Fortis, the Belgian financial services firm that ousted its chief executive officer last month, said second-quarter profit declined 49 percent because of credit writedowns.
Net income was 830 million euros (US$1.29 billion), or 0.38 euro a share, down from 1.62 billion euros a year earlier, the Brussels and Amsterdam-based company said in a statement yesterday. That beat the 692 million-euro median estimate of 12 analysts surveyed by Bloomberg. Fortis said it may record a loss of as much as 900 million euros on the sale of commercial banking units to Deutsche Bank AG.
Fortis wrote down 342 million euros on structured investments, adding to first-quarter markdowns of 380 million euros. The company also took charges from buying part of ABN Amro Holding NV last year for 24.2 billion euros.
The takeover strained the company’s capital and forced former CEO Jean-Paul Votron to cut the first-half dividend in June.
“The environment has become more difficult and will probably remain that way,” CEO Herman Verwilst, who replaced Votron last month, said in an interview.

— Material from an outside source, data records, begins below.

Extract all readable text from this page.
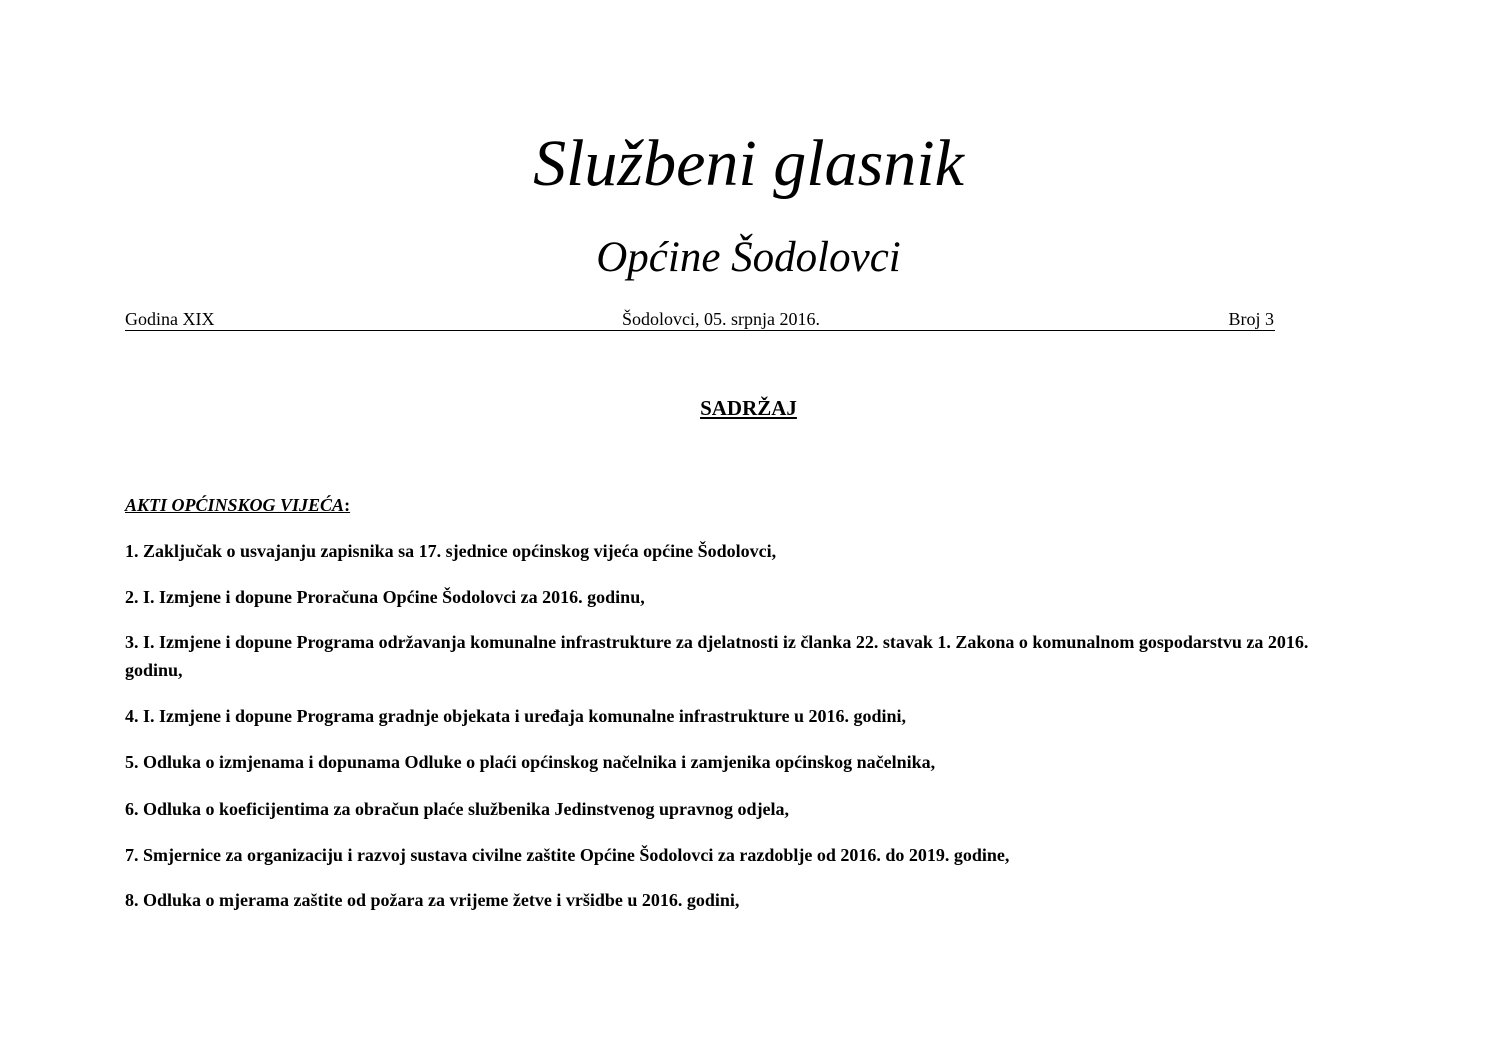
Službeni glasnik
Općine Šodolovci
Godina XIX	Šodolovci, 05. srpnja 2016.	Broj 3
SADRŽAJ
AKTI OPĆINSKOG VIJEĆA:
1. Zaključak o usvajanju zapisnika sa 17. sjednice općinskog vijeća općine Šodolovci,
2. I. Izmjene i dopune Proračuna Općine Šodolovci za 2016. godinu,
3. I. Izmjene i dopune Programa održavanja komunalne infrastrukture za djelatnosti iz članka 22. stavak 1. Zakona o komunalnom gospodarstvu za 2016. godinu,
4. I. Izmjene i dopune Programa gradnje objekata i uređaja komunalne infrastrukture u 2016. godini,
5. Odluka o izmjenama i dopunama Odluke o plaći općinskog načelnika i zamjenika općinskog načelnika,
6. Odluka o koeficijentima za obračun plaće službenika Jedinstvenog upravnog odjela,
7. Smjernice za organizaciju i razvoj sustava civilne zaštite Općine Šodolovci za razdoblje od 2016. do 2019. godine,
8. Odluka o mjerama zaštite od požara za vrijeme žetve i vršidbe u 2016. godini,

“That refers to the more pessimistic outlook on the economy in general, the impact of the credit turmoil continuing for the sector and also to the acceleration of inflation in Europe,” Verwilst said.
Fortis is down more than 65 percent in Brussels trading since Votron announced plans in April last year to buy the consumer bank and asset-management unit of Amsterdam-based ABN Amro just as the US subprime mortgage market started to collapse.
Verwilst has said winning back shareholders and customers’ trust is his “first priority.”
The company made a second top-level change last week, demoting Gilbert Mittler, the group executive committee member responsible for finance, risk and general counsel. Mittler will now be “special adviser” to Verwilst, Fortis said on Friday.
Chairman Maurice Lippens and Verwilst, 60, agreed last week to meet investors in Belgium and the Netherlands to improve dialogue. Investor groups, including the VEB, have asked for an extraordinary meeting.
Votron angered shareholders by cutting the dividend and selling stock and assets to raise 8.3 billion euros to bolster capital. That followed a share sale in October last year to raise 13.4 billion euros to help pay for the ABN Amro units.
Banks and brokerages worldwide have reported US$480 billion in losses and raised US$355 billion in capital following the collapse.